Bidirectional Attentive Memory Networks for QA over KB

question answering from knowledge bases
approaches: semantic parsing vs. information retrieval
IR more E2E trainable, fewer hand-crafted rules
- question asker disputes this vehemently given current SP work
candidate answers from KB subgraphs – encode answer type, path, context
existing approaches encode questions & KB independently, without considering interactions
- hence bidirectional attentive memory network to encode both jointly
then we went into the very complicated, probably super awesome architecture, at which point I stopped paying attention (bidirectional or otherwise)

motivation: testing inference is difficult
crowdsourcing interesting / unusual examples of inference is tricky
recognising entailment is an artificial task (yes!!!)
natural yes/no questions can help here
- quite challenging
  - rarely purely factoid (“Was Obama born in 1961?”)
  - non-trivial types of reasoning
  - “no” answers usually inferred
- well-defined end task
data consists of question, passage, binary answer
use anonymised queries from Google
- annotated for yes/no answers and paragraphs from Wikipedia
- pretty expensive data to collect (and we’re not all Google either…)
some analysis of the dataset…
type of reasoning needed to answer the question
- paraphrasing – quite explicitly stated
- by example (or counterexample)
- factual reasoning / grounded knowledge
- implicit – complicated
- missing mention – if it were yes (or no), it would have been mentioned
- big bucket of other stuff
most experiments around transfer learning
- transfer from other types of questions, entailment, paraphrasing…
- also some unsupervised pretrained models
pre-training on entailment helps a lot
“as we’ve come to expect, BERT does the best”
- but adding MNLI helps even BERT
go explore the data!
- also will become part of SuperGLUE

using pre-trained entailment models for QA
QA usually requires reasoning over multiple sentences, which current entailment models don’t do
- even if no single sentence entails the hypothesis
- while also being wary of distracting info
their solution
- relevance module – which sentences are important, which are distractors
- aggregator module – combine info over relevant sentences
relevance is like entailment – can use pretrained model here

bread Cue the extremely important bread metaphor.

aggregator is kind of like entailment, but needs to be applied to multiple sentences
- use some layers for each sentence, join with learned weights
- use the rest of the layers post-join to get aggregate prediction
- [editor’s note: why…. would this work?]
join using cross-attention layer
evaluations, including ablations
- multilayer aggregation and relevance are both helpful
method is model agnostic, so it could also use BERT
- [gotta mention BERT someplace or it ain’t NAACL 2019!]

users of QA systems expect more than just answers
- even if it’s clearly not a conversationalist
- we knew this even in 1981

beyond

hence the conversational QA (CoQA) task
conversational history is critical to answering questions naturally
- coreference, omitted context, etc.
goals:
- conversational questions
- free-form answers (not just spans)
- diverse genres
most common trigram in CoQA – “what did he”
- vs.

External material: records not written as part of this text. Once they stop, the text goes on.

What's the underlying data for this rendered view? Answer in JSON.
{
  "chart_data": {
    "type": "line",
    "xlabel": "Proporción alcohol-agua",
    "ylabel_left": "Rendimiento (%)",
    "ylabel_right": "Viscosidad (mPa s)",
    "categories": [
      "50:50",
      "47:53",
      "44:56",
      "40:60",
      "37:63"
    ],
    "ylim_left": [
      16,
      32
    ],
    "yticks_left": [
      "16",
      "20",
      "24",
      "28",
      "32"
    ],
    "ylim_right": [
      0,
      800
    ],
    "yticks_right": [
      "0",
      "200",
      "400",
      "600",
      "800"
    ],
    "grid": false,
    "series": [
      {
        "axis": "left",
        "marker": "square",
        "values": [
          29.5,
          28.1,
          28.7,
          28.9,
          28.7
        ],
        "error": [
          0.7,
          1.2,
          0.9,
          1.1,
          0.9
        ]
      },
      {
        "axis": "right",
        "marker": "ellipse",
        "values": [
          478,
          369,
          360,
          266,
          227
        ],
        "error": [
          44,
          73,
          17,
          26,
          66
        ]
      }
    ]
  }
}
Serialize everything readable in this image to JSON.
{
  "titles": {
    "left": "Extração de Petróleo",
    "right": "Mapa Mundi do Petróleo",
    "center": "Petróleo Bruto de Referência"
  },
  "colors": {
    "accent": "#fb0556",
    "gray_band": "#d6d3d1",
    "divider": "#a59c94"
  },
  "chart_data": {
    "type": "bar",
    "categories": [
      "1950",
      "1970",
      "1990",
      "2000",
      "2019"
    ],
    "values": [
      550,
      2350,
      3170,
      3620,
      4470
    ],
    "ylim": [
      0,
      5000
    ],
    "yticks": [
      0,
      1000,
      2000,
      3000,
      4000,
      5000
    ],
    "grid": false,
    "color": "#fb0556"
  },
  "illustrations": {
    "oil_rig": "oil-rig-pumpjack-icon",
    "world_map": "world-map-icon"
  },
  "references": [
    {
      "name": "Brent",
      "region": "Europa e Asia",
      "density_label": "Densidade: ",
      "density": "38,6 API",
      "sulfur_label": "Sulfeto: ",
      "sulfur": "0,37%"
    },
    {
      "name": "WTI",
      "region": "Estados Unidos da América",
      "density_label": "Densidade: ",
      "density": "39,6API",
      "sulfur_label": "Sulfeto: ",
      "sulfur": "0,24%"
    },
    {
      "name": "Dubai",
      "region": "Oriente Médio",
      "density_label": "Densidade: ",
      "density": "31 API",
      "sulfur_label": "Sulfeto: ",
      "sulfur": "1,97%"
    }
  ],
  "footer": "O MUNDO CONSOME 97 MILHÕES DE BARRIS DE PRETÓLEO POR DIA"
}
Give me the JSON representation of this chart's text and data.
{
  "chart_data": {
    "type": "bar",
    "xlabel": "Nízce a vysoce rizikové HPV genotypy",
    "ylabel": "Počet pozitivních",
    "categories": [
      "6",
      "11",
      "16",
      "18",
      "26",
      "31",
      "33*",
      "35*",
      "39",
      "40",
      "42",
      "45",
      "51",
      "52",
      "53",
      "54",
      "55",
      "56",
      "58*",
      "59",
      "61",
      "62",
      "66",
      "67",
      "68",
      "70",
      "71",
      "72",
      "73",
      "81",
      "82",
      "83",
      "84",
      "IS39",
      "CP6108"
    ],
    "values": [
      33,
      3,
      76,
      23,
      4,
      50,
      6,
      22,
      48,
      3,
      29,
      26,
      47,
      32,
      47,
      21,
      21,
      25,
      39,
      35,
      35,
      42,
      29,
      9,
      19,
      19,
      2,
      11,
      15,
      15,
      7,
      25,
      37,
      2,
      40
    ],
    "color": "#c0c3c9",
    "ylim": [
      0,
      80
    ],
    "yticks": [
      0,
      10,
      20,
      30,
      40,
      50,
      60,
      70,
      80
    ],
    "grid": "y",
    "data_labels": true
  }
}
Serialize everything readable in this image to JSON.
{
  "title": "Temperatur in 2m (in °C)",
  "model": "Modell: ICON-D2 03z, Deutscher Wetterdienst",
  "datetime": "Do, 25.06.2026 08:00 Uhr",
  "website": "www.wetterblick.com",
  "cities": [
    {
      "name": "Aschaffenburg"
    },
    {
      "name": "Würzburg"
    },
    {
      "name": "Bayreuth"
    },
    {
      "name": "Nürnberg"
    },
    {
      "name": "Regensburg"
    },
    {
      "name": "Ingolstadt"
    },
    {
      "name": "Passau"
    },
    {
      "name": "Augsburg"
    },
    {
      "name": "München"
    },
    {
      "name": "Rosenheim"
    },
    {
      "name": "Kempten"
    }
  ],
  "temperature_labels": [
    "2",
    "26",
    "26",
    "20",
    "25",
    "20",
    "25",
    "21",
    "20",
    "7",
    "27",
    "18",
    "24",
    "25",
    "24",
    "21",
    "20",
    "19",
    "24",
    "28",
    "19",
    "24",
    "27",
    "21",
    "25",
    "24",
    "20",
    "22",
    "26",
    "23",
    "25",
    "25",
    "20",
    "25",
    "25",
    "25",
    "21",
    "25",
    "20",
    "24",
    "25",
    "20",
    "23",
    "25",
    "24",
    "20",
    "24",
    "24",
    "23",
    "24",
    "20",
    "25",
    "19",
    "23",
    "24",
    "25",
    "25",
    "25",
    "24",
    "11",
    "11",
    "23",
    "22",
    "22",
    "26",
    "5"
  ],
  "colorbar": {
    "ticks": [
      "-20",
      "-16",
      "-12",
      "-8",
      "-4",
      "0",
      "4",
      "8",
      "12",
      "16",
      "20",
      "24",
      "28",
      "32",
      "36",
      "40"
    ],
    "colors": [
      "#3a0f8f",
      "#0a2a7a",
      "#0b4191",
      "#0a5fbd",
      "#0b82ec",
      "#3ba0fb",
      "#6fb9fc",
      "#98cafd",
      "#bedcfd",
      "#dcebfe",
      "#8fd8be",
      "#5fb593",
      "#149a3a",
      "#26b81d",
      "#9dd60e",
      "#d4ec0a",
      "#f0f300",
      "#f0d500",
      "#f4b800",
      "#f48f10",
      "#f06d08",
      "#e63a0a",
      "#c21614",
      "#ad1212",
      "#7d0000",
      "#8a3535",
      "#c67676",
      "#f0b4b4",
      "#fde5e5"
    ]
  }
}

SQuAD – “what is the”
- presence of single word questions
CoQA vs. QuAC
- free-form answers with extractive rationales, vs. just extractive
- both see passage, vs. only answerer sees passage
- differences in the resulting data
also compare other datasets…
major linguistic phenomenon is coreference

coref

also paraphrasing, pragmatics / common-sense reasoning, etc.
tried some models
- generating free text
- selecting span (highlight)
- highlight first then generate (discriminator + generator)
results analysis
- combined model helps
- importance of conversation history
  - but after a certain point models stop using history, whereas human performance continues to improve
“…and then BERT came out”
- does better than humans now on this dataset
“so… what are we going to do? this paper just came out….”
next steps
- why do these models work? are they resolving coreference or using heuristics?
- how well does it transfer to other problems, e.g. dialogue?